Year after year, our applicants’ increasingly diverse fields of study confirm our belief that women are strong leaders in their communities!

Queremos agradecer al Comité de Selección de América Latina y el Caribe (LAC) de MMEG por toda su dedicación y arduo trabajo: recientemente, presentaron con orgullo a 10 mujeres excepcionales que identificaron como beneficiarias entre un gran grupo de candidatas.

MMEG LAC tiene la fortuna de contar con un Comité de Selección compuesto por voluntarios de 9 nacionalidades diferentes y diversos antecedentes profesionales, que comparten la misma pasión con un objetivo común: identificar a las mujeres extraordinarias y excepcionales que representan nuestras beneficiarias.

Las beneficiarias para el año fiscal 23 en LAC son ciudadanas de cinco países diferentes, actualmente estudiando en una de las universidades participantes con el programa. Sus campos de estudio son Antropología de Género, Derecho, Desarrollo Rural, Estudios de Género, Finanzas e Ingeniería Especializada en Imágenes Médicas, Historia, Ingeniería Industrial, Prácticas de Gestión y Desarrollo, y Sociología.

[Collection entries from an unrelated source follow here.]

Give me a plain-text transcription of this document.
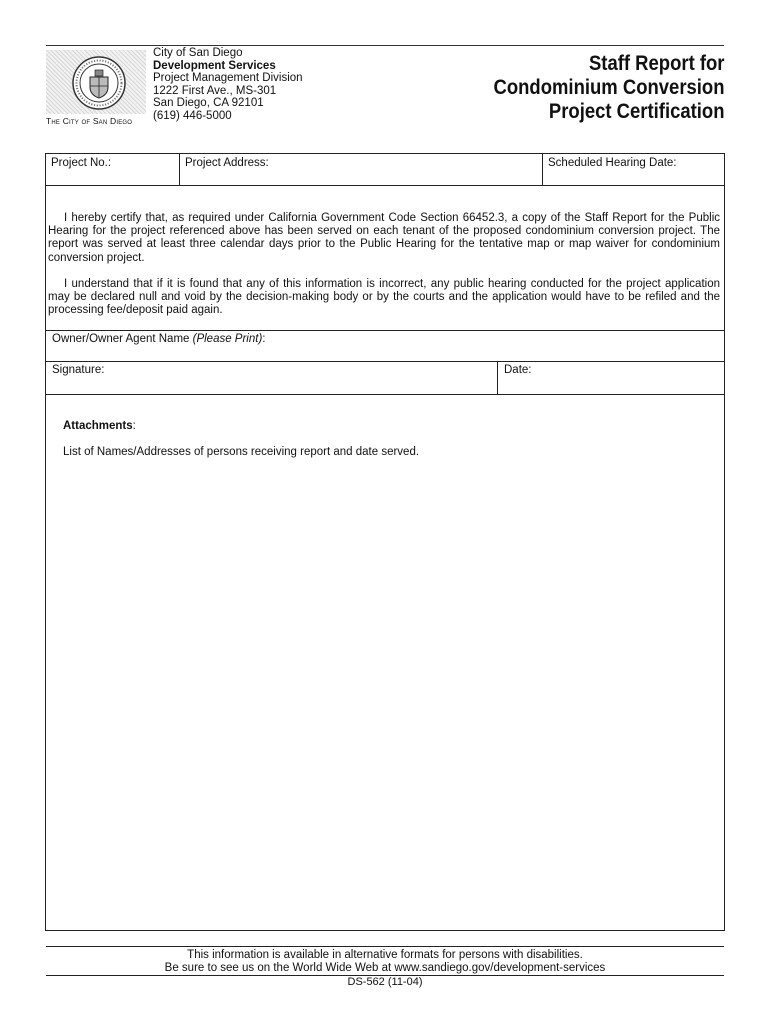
The City of San Diego
City of San Diego
Development Services
Project Management Division
1222 First Ave., MS-301
San Diego, CA 92101
(619) 446-5000
Staff Report for
Condominium Conversion
Project Certification
Project No.:	Project Address:	Scheduled Hearing Date:
I hereby certify that, as required under California Government Code Section 66452.3, a copy of the Staff Report for the Public Hearing for the project referenced above has been served on each tenant of the proposed condominium conversion project. The report was served at least three calendar days prior to the Public Hearing for the tentative map or map waiver for condominium conversion project.
I understand that if it is found that any of this information is incorrect, any public hearing conducted for the project application may be declared null and void by the decision-making body or by the courts and the application would have to be refiled and the processing fee/deposit paid again.
Owner/Owner Agent Name (Please Print):
Signature:	Date:
Attachments:
List of Names/Addresses of persons receiving report and date served.
This information is available in alternative formats for persons with disabilities.
Be sure to see us on the World Wide Web at www.sandiego.gov/development-services
DS-562 (11-04)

Se encuentran cursando programas de Maestría o Doctorado.

A lo largo de sus carreras, se han comprometido a trabajar y ser voluntarias en comunidades desfavorecidas y con personas vulnerables. Con sus planes de estudio, han manifestado su dedicación a mejorar las vidas de las mujeres y los niños de países en vías desarrollo. Año tras año, los campos de estudio cada vez más diversos de las candidatas confirman nuestra creencia de que las mujeres son líderes fuertes en sus comunidades!